Kryptoautomatisierter Handel

Schwache Hände

Nach dem Anstieg auf ein neues Bitcoin-Allzeithoch im März schienen die Märkte wochenlang ohne Dynamik zu sein. Neue Katalysatoren wie die Zulassung eines Ethereum-ETF erscheinen sehr unwahrscheinlich. Die Einführung neuer Bitcoin und Ethereum-ETFs in Hongkong haben keine nennenswerten Umsätze erzielt.

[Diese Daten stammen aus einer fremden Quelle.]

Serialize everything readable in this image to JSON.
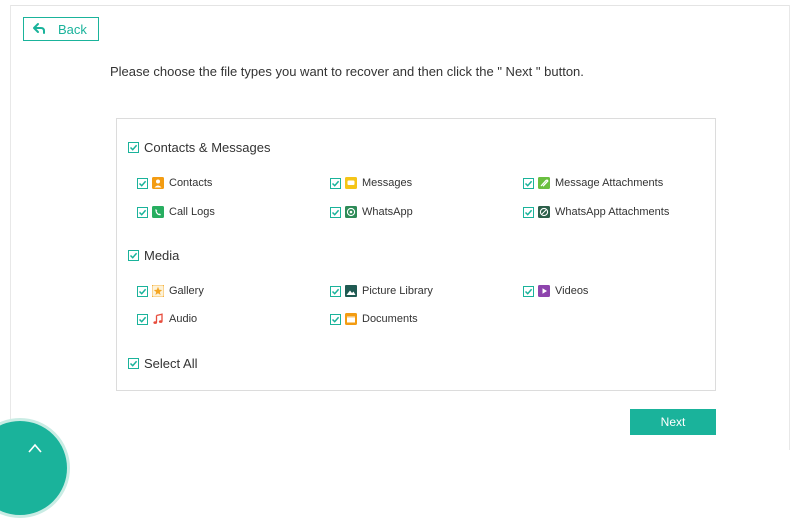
{
  "header": {
    "back_label": "Back"
  },
  "instruction": "Please choose the file types you want to recover and then click the \" Next \" button.",
  "categories": [
    {
      "label": "Contacts & Messages",
      "items": [
        {
          "label": "Contacts",
          "icon": "contacts-icon",
          "color": "#f39c12"
        },
        {
          "label": "Messages",
          "icon": "messages-icon",
          "color": "#f5c518"
        },
        {
          "label": "Message Attachments",
          "icon": "message-attachments-icon",
          "color": "#6abf40"
        },
        {
          "label": "Call Logs",
          "icon": "call-logs-icon",
          "color": "#27ae60"
        },
        {
          "label": "WhatsApp",
          "icon": "whatsapp-icon",
          "color": "#2e8b57"
        },
        {
          "label": "WhatsApp Attachments",
          "icon": "whatsapp-attachments-icon",
          "color": "#2c5f4a"
        }
      ]
    },
    {
      "label": "Media",
      "items": [
        {
          "label": "Gallery",
          "icon": "gallery-icon",
          "color": "#f5a623"
        },
        {
          "label": "Picture Library",
          "icon": "picture-library-icon",
          "color": "#1f5a52"
        },
        {
          "label": "Videos",
          "icon": "videos-icon",
          "color": "#8e44ad"
        },
        {
          "label": "Audio",
          "icon": "audio-icon",
          "color": "#e74c3c"
        },
        {
          "label": "Documents",
          "icon": "documents-icon",
          "color": "#f39c12"
        }
      ]
    }
  ],
  "select_all_label": "Select All",
  "next_label": "Next",
  "colors": {
    "accent": "#1ab39b",
    "border": "#dcdcdc",
    "text": "#333333"
  }
}
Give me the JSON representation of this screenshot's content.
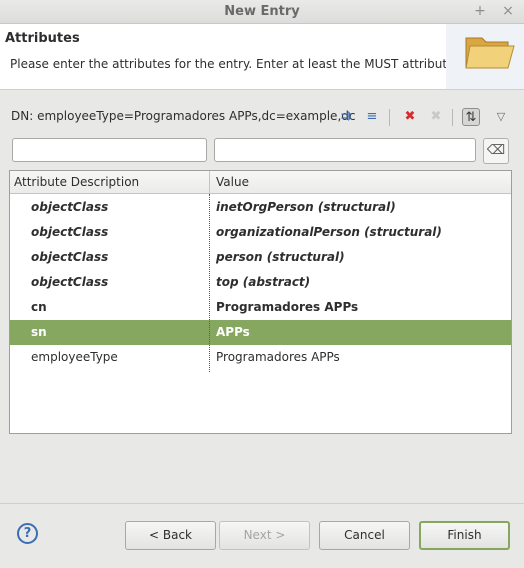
{
  "window": {
    "title": "New Entry",
    "pin_glyph": "+",
    "close_glyph": "×"
  },
  "header": {
    "title": "Attributes",
    "description": "Please enter the attributes for the entry. Enter at least the MUST attributes."
  },
  "dn": {
    "text": "DN: employeeType=Programadores APPs,dc=example,dc"
  },
  "toolbar": {
    "icons": [
      "new-value-icon",
      "new-attribute-icon",
      "delete-icon",
      "delete-all-icon",
      "show-decorated-values-icon",
      "view-menu-icon"
    ],
    "glyphs": {
      "new_value": "⇉",
      "new_attribute": "≡",
      "delete": "✖",
      "delete_all": "✖",
      "toggle": "⇅",
      "menu": "▽"
    }
  },
  "filters": {
    "attribute_value": "",
    "value_value": "",
    "clear_glyph": "⌫"
  },
  "table": {
    "headers": [
      "Attribute Description",
      "Value"
    ],
    "rows": [
      {
        "attribute": "objectClass",
        "value": "inetOrgPerson (structural)",
        "style": "oc"
      },
      {
        "attribute": "objectClass",
        "value": "organizationalPerson (structural)",
        "style": "oc"
      },
      {
        "attribute": "objectClass",
        "value": "person (structural)",
        "style": "oc"
      },
      {
        "attribute": "objectClass",
        "value": "top (abstract)",
        "style": "oc"
      },
      {
        "attribute": "cn",
        "value": "Programadores APPs",
        "style": "must"
      },
      {
        "attribute": "sn",
        "value": "APPs",
        "style": "must",
        "selected": true
      },
      {
        "attribute": "employeeType",
        "value": "Programadores APPs",
        "style": "normal"
      }
    ]
  },
  "buttons": {
    "help": "?",
    "back": "< Back",
    "next": "Next >",
    "cancel": "Cancel",
    "finish": "Finish"
  },
  "colors": {
    "selection": "#86a75f",
    "delete_red": "#d92b2b",
    "help_blue": "#3b6eb0"
  }
}
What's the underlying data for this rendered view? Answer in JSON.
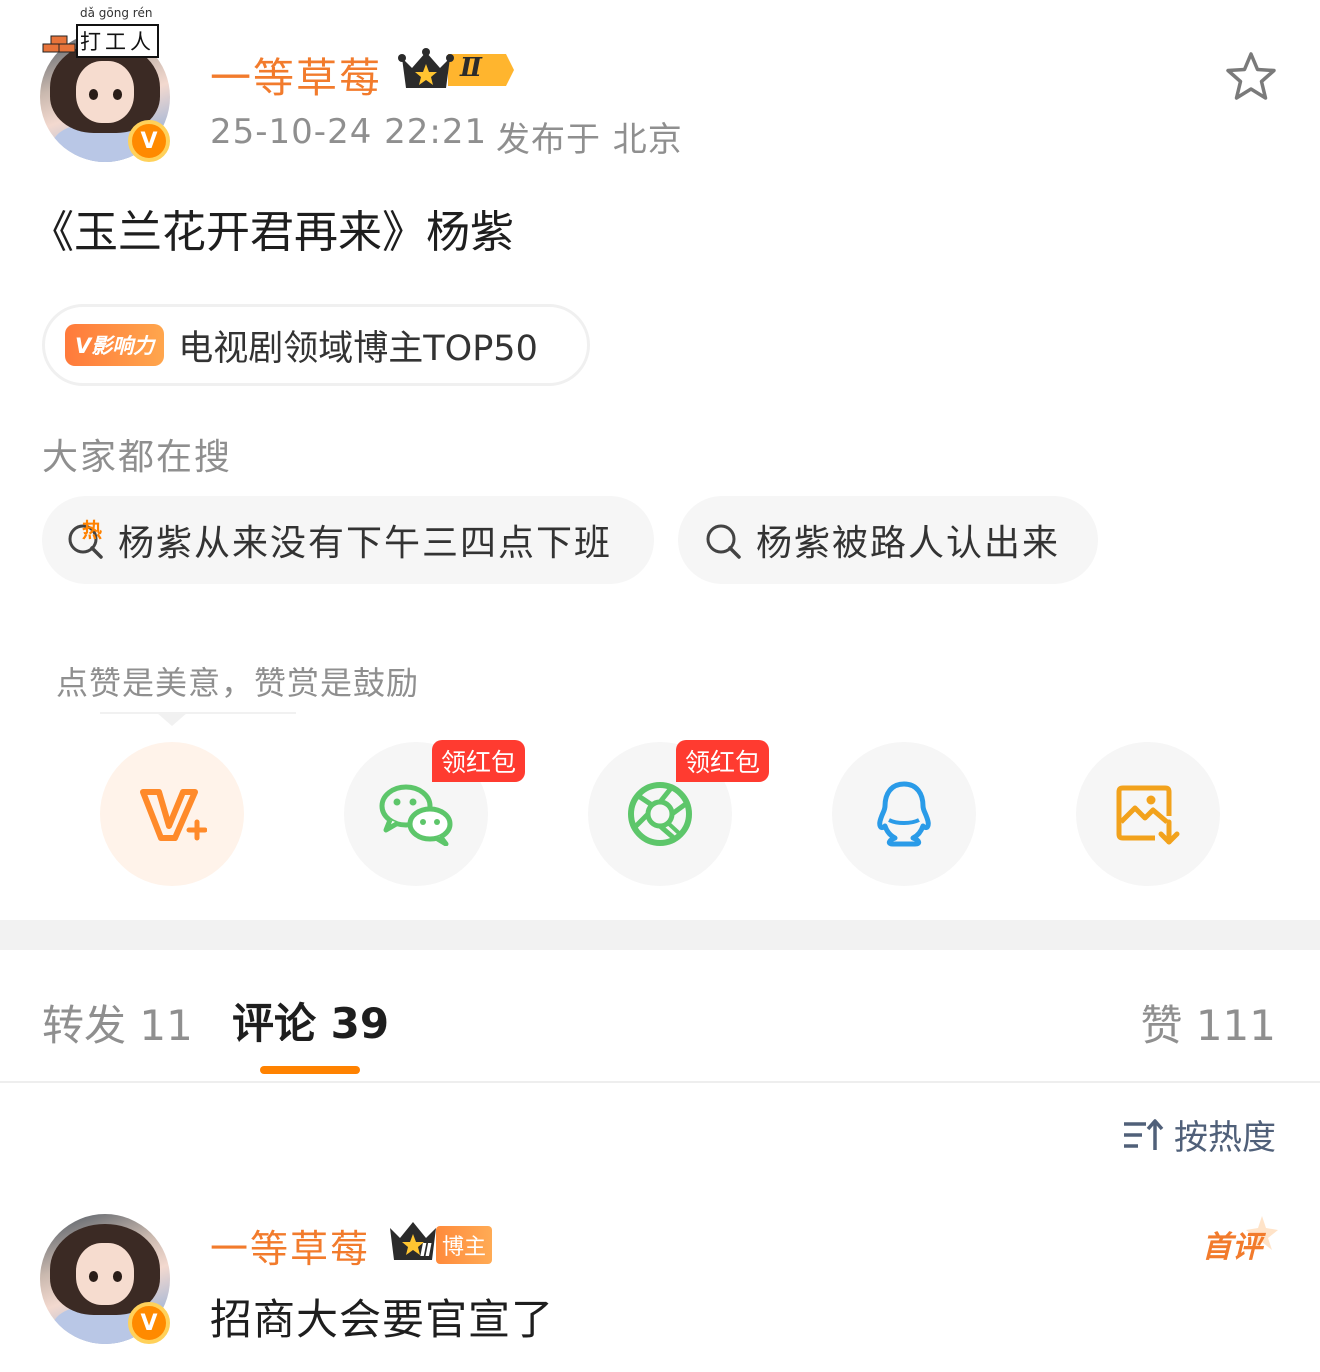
{
  "post": {
    "author": {
      "name": "一等草莓",
      "level_badge": "Ⅱ",
      "verified_mark": "V",
      "pendant_pinyin": "dǎ gōng rén",
      "pendant_text": "打工人"
    },
    "time": "25-10-24 22:21",
    "location": "发布于 北京",
    "text": "《玉兰花开君再来》杨紫"
  },
  "influence": {
    "tag": "V影响力",
    "text": "电视剧领域博主TOP50"
  },
  "searching": {
    "label": "大家都在搜",
    "items": [
      {
        "text": "杨紫从来没有下午三四点下班",
        "hot_mark": "热"
      },
      {
        "text": "杨紫被路人认出来"
      }
    ]
  },
  "share": {
    "tip": "点赞是美意，赞赏是鼓励",
    "buttons": [
      {
        "name": "reward",
        "icon": "v-plus-icon"
      },
      {
        "name": "wechat",
        "icon": "wechat-icon",
        "tag": "领红包"
      },
      {
        "name": "moments",
        "icon": "moments-icon",
        "tag": "领红包"
      },
      {
        "name": "qq",
        "icon": "qq-icon"
      },
      {
        "name": "save-image",
        "icon": "save-image-icon"
      }
    ]
  },
  "tabs": {
    "repost": "转发 11",
    "comment": "评论 39",
    "like": "赞 111"
  },
  "sort": {
    "label": "按热度"
  },
  "comment": {
    "author": "一等草莓",
    "blogger_tag": "博主",
    "level_badge": "Ⅱ",
    "first_tag": "首评",
    "text": "招商大会要官宣了"
  },
  "colors": {
    "accent_orange": "#f27b2c",
    "tab_indicator": "#ff8200",
    "red_tag": "#ff3b30",
    "wechat_green": "#5dc66a",
    "qq_blue": "#2a9be8",
    "save_orange": "#f2a21c"
  }
}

Die mit Spannung erwartete Ankündigung des Eigenlayer-Tokens im Ethereum-Ökosystem löste mehr Enttäuschung als Begeisterung aus. Auf der anderen Seite haben die zunehmenden Maßnahmen der US-Regierung gegen Krypto-Datenschutztechnologien und dezentrale Finanzplattformen die Marktteilnehmer an die große bestehende rechtliche und regulatorische Unsicherheit erinnert.

Der Start des Bitcoin ETF hatte viele Fragen aufgeworfen. Eine davon war: Werden ETF-Inhaber Hodl-Gläubige sein, die langfristig kaufen? Oder werden sie ihre Positionen gleich beim ersten Mal in Schwierigkeiten schwächen? Allein die ETF-Abflüsse in Höhe von 564 Millionen US-Dollar am Mittwoch dieser Woche geben eine klare Antwort auf diese Frage. Nicht jeder kann die Volatilität ertragen, an die sich Krypto-Händler gewöhnt haben.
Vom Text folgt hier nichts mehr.